As I coordinated with the Mini-RF team on schedules and accommodations in the weeks leading up to the meeting, I was intimately aware this would not be the beautiful, gravity-defying, majestically-operational telescope I had seen and read about. Cleanup had been ongoing for the last two years, and all that remained, Ozymandias-like, were fragmented segments of the dish and the bare concrete pillars that had once lofted the 900-ton platform. But this could not sway my enthusiasm—simply walking the hallowed grounds of generations of radio astronomers would have been enough, and while the main dish was no longer operational, the observation and processing facilities still were (along with some smaller radio/LIDAR experiments). As I would later find out, the observatory as a whole was in its twilight period, but for one week in May it would host a cadre of professional nerds one last time.
The Saga Begins
I left London by bus at 2:00 am on Sunday, May 14—Mother’s Day. I crossed the border to Detroit around 5:00, and then spent about six hours waiting in the airport for my flight, which was a perfect amount of time to call my mom and then finish preparing the actual talk I was supposed to be giving at the meeting.[2]Is it really a scientific conference if everyone’s not frantically finishing their presentations at the last minute? After a mostly uneventful flight, hints began to emerge out the window of the presence of land: seabirds, breaker waves, and the slowly lightening colour of the ocean floor. I landed and met up with Dr. Ali Bramson, who I would be sharing a cabin with as well as getting a ride to the actual site from, and we picked up an additional passenger (Cole Nypaver) whose driving companion had been unfortunately held up by flight delays. The three of us shared a joyful car ride to the Observatory over the next 1.5 hours while regaling each other with tales of various grad school misadventures[3]Including Ali getting her wedding dress made by a friend who had just learned to sew during the pandemic, the roads getting ever-narrower, more winding, and less well-maintained as we left the highway and drove deeper and deeper into the back roads.

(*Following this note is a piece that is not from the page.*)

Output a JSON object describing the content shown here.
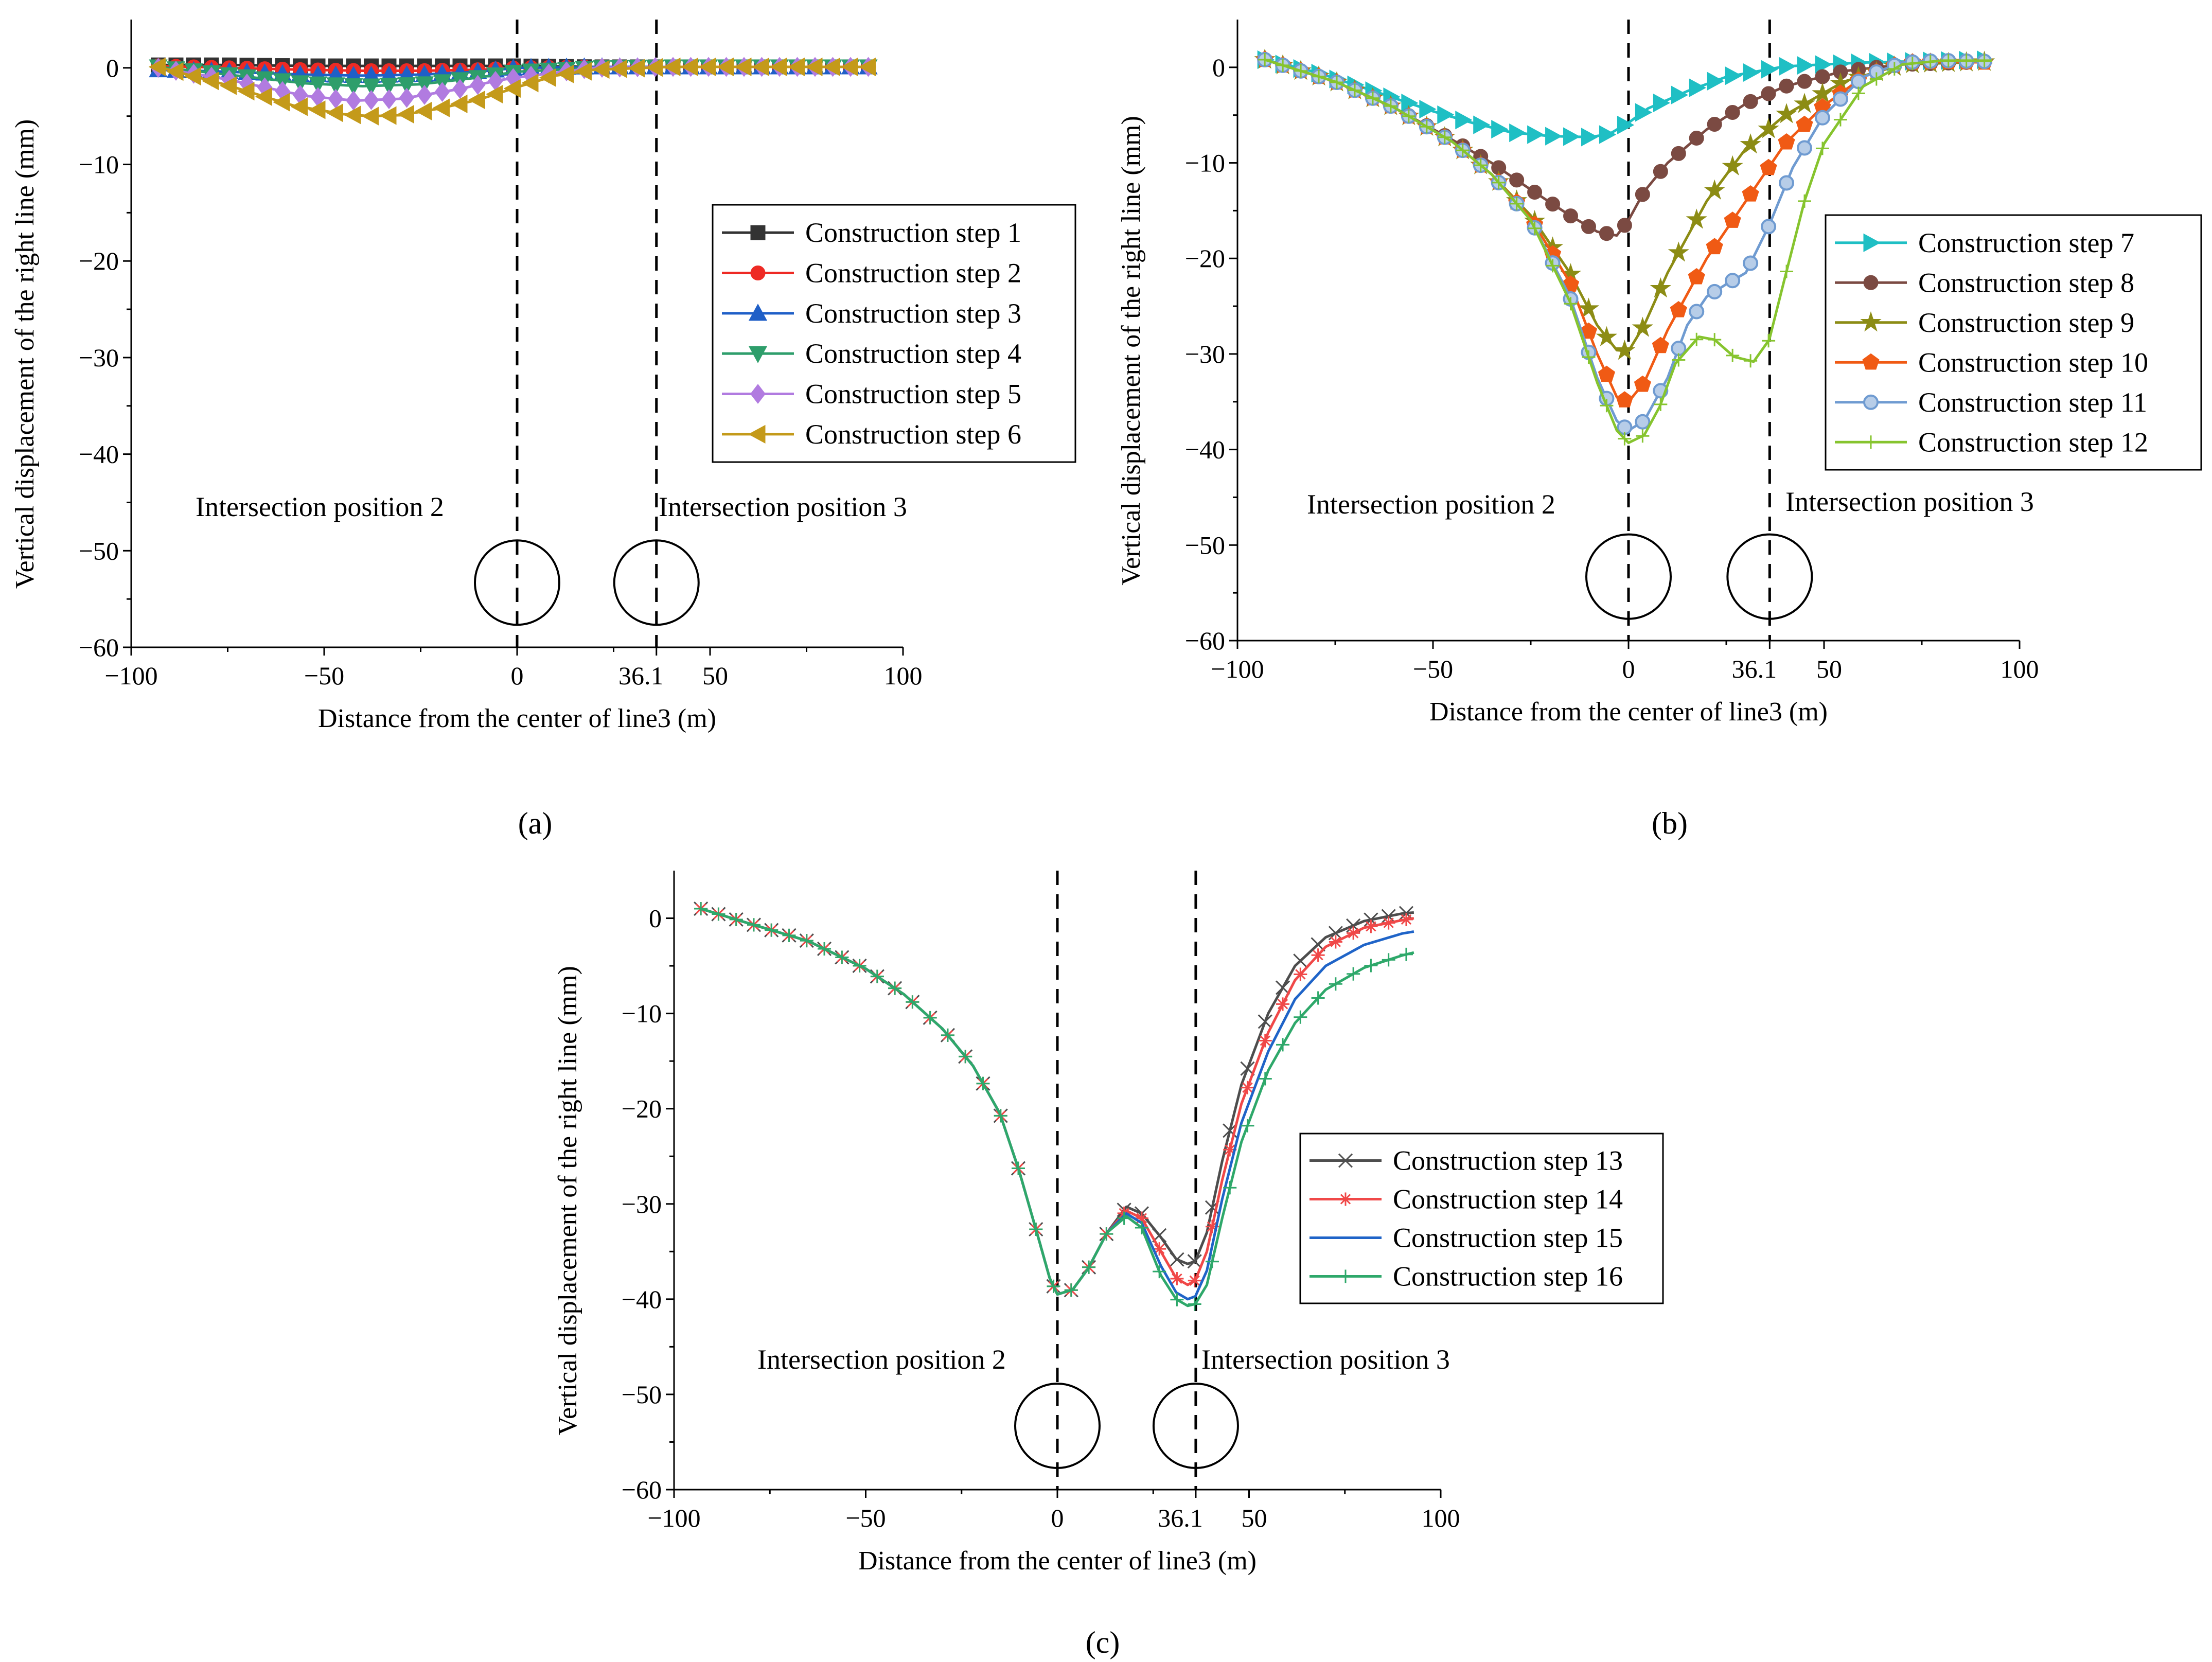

Finally, around 6:00 pm, we pulled up to the main gates under grey skies: we had arrived.
That first night our priority was getting food with the team, who had gone to a local (amazing) pizza spot, so there was no time for the big reveal. In fact, between dinner the night before, breakfast at the cafeteria the next morning, and a hike up to the conference building on the far side of the telescope, it wasn’t until our lunch break on Monday that I finally got my first good look at what was left of this magnificent machine:
Needless to say, words (and even pictures) could not capture the feeling of seeing the 300 m-wide remains of the dish in person. It was simultaneously awe-inspiring and heart-breaking, the cleanup efforts having saved it from being a crumpled heap of twisted metal, but still very obviously a hollowed-out skeleton of the scientific behemoth it had once been.